Рев, последовавший после окончания этой тирады Цицерона, был поистине громоподобным. Нарастая в течение нескольких секунд, он вскоре перешел в дикую какофонию стонов, проклятий и воя. Боковым зрением я уловил, что кто-то направляется в нашу сторону. Многие навесы, служившие укрытием от солнца, стали крениться и заваливаться под звук рвущейся ткани. С балкона прямо на голову стоявших внизу людей свалился какой-то мужчина. Послышались крики боли. К ступеням храма стали рваться люди с явным намерением устроить самосуд. Веррес и Гортензий вскочили на ноги с такой поспешностью, что опрокинули скамью, на которой сидели. Было слышно, как кричит Глабрион, объявляя перерыв, а затем он и его ликторы быстро поднялись по ступеням и скрылись в неприкосновенном чреве святилища. Обвиняемый вместе со своим досточтимым защитником опрометью кинулся следом за ними. Их примеру последовали и некоторые сенаторы, среди которых, правда, не было Катула. Я отчетливо помню, как этот человек, незыблемый, точно скала, стоял на ступенях храма, немигающим взглядом рассматривая бурлившее вокруг него людское море. Тяжелые бронзовые двери с шумом захлопнулись.

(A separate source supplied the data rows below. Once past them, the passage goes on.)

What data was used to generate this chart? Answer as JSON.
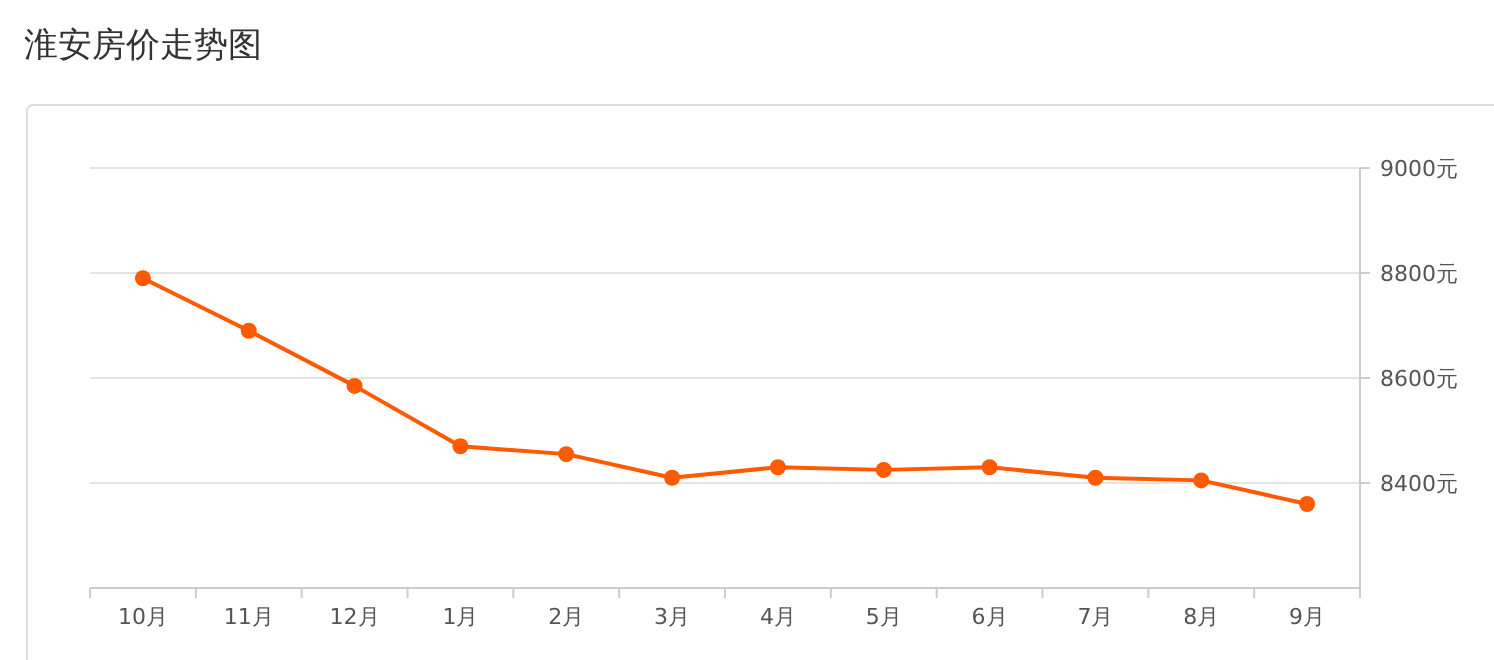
{
  "chart_data": {
    "type": "line",
    "title": "淮安房价走势图",
    "categories": [
      "10月",
      "11月",
      "12月",
      "1月",
      "2月",
      "3月",
      "4月",
      "5月",
      "6月",
      "7月",
      "8月",
      "9月"
    ],
    "series": [
      {
        "color": "#ff5a00",
        "values": [
          8790,
          8690,
          8585,
          8470,
          8455,
          8410,
          8430,
          8425,
          8430,
          8410,
          8405,
          8360
        ]
      }
    ],
    "ylim": [
      8200,
      9000
    ],
    "yticks": [
      {
        "value": 8400,
        "label": "8400元"
      },
      {
        "value": 8600,
        "label": "8600元"
      },
      {
        "value": 8800,
        "label": "8800元"
      },
      {
        "value": 9000,
        "label": "9000元"
      }
    ],
    "grid": "y",
    "marker": "circle",
    "line_style": "solid"
  }
}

Порядок пришлось восстанавливать Цицерону. Он взобрался на скамью, возле которой стоял, и стал размахивать руками, призывая народ к спокойствию, однако четверо или пятеро мужчин грубого вида прорвались к нему, схватили за ноги и подняли в воздух. Меня обуял ужас, я испугался за хозяина больше, чем за самого себя, однако Цицерон лишь распростер руки, будто хотел обнять целый мир. Передавая Цицерона с рук на руки, они поставили его на возвышение, лицом к форуму, а затем небо над Римом едва не раскололось от бешеных рукоплесканий, и вся площадь, как один человек, принялась выкликать нараспев:
– Ци-це-рон! Ци-це-рон! Ци-це-рон!
Таким был конец Гая Верреса. Мы так и не узнали, что происходило за дверями храма после того, как Глабрион прервал заседание суда, Как предположил Цицерон, Гортензий и Метелл дали понять своему клиенту, что дальнейшая защита не имеет смысла. Под угрозой оказалось их собственное будущее. Им оставалось только отмежеваться от Верреса, пока репутация сената не пострадала еще больше. Уже не имело значения, насколько щедрыми были его взятки членам суда; после сцен, свидетелями которых они стали, никто не осмелился бы вступиться за него.

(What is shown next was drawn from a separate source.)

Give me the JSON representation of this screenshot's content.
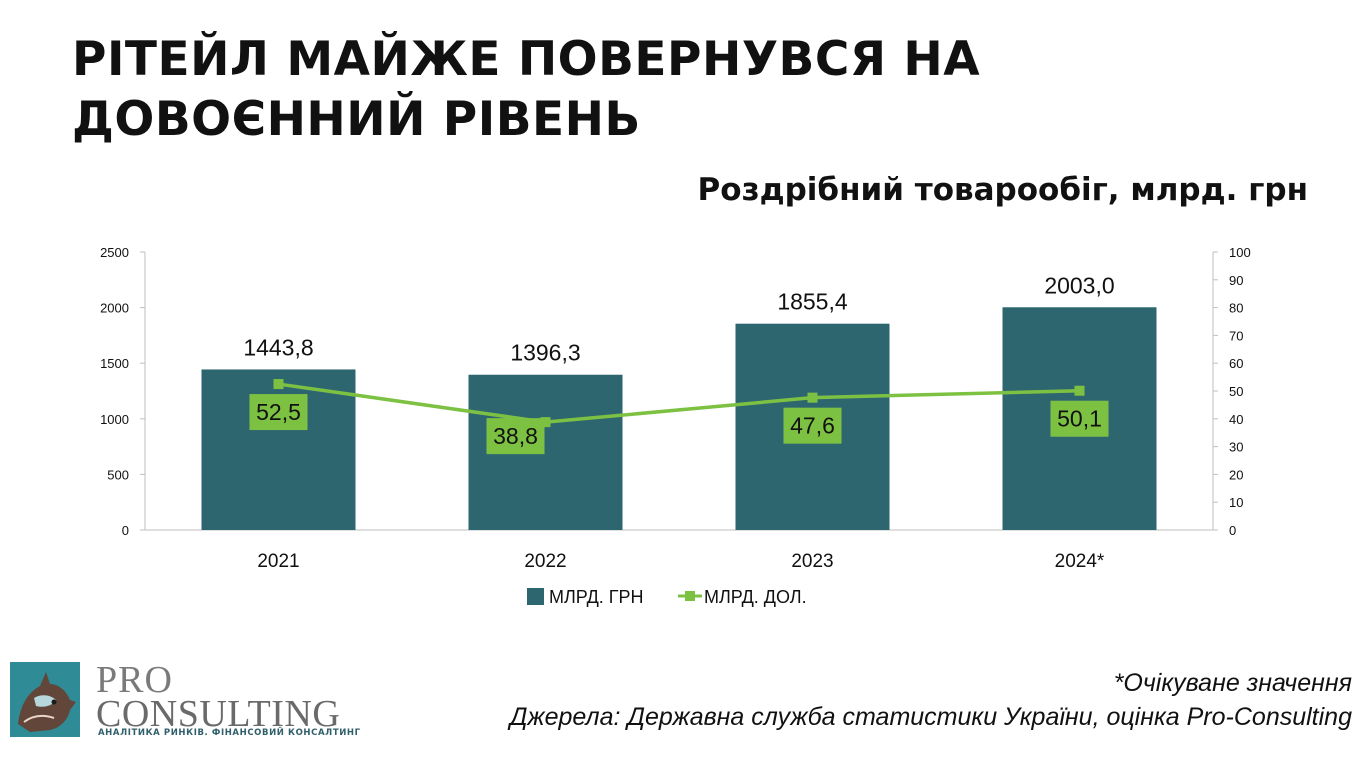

Как бы то ни было, Веррес осмелился покинуть храм только после того, как опустились сумерки и разошелся народ, а ночью он бежал из города – позорно и, по утверждению некоторых, в женском платье. Он направлялся в порт Массилия, где изгнанники, угощаясь жареной кефалью, рассказывали друг другу о своих злоключениях, представляя, что они находятся на берегу Неаполитанского залива.
Теперь нам осталось лишь одно – определить размер штрафа, который должен уплатить Веррес. Для этого Цицерон, вернувшись домой, созвал совет. Никто не знал в точности, сколько добра награбил Веррес за годы, проведенные на Сицилии. Я слышал разговоры о сорока миллионах сестерциев, однако склонный к крайностям Луций настаивал на том, что у мерзавца нужно отобрать все до последней плошки. Квинт полагал, что довольно будет десяти миллионов, а Цицерон хранил загадочное молчание. Это было странно для человека, одержавшего победу огромной важности, но он сидел в комнате для занятий, задумчиво вертя в пальцах металлический стилус.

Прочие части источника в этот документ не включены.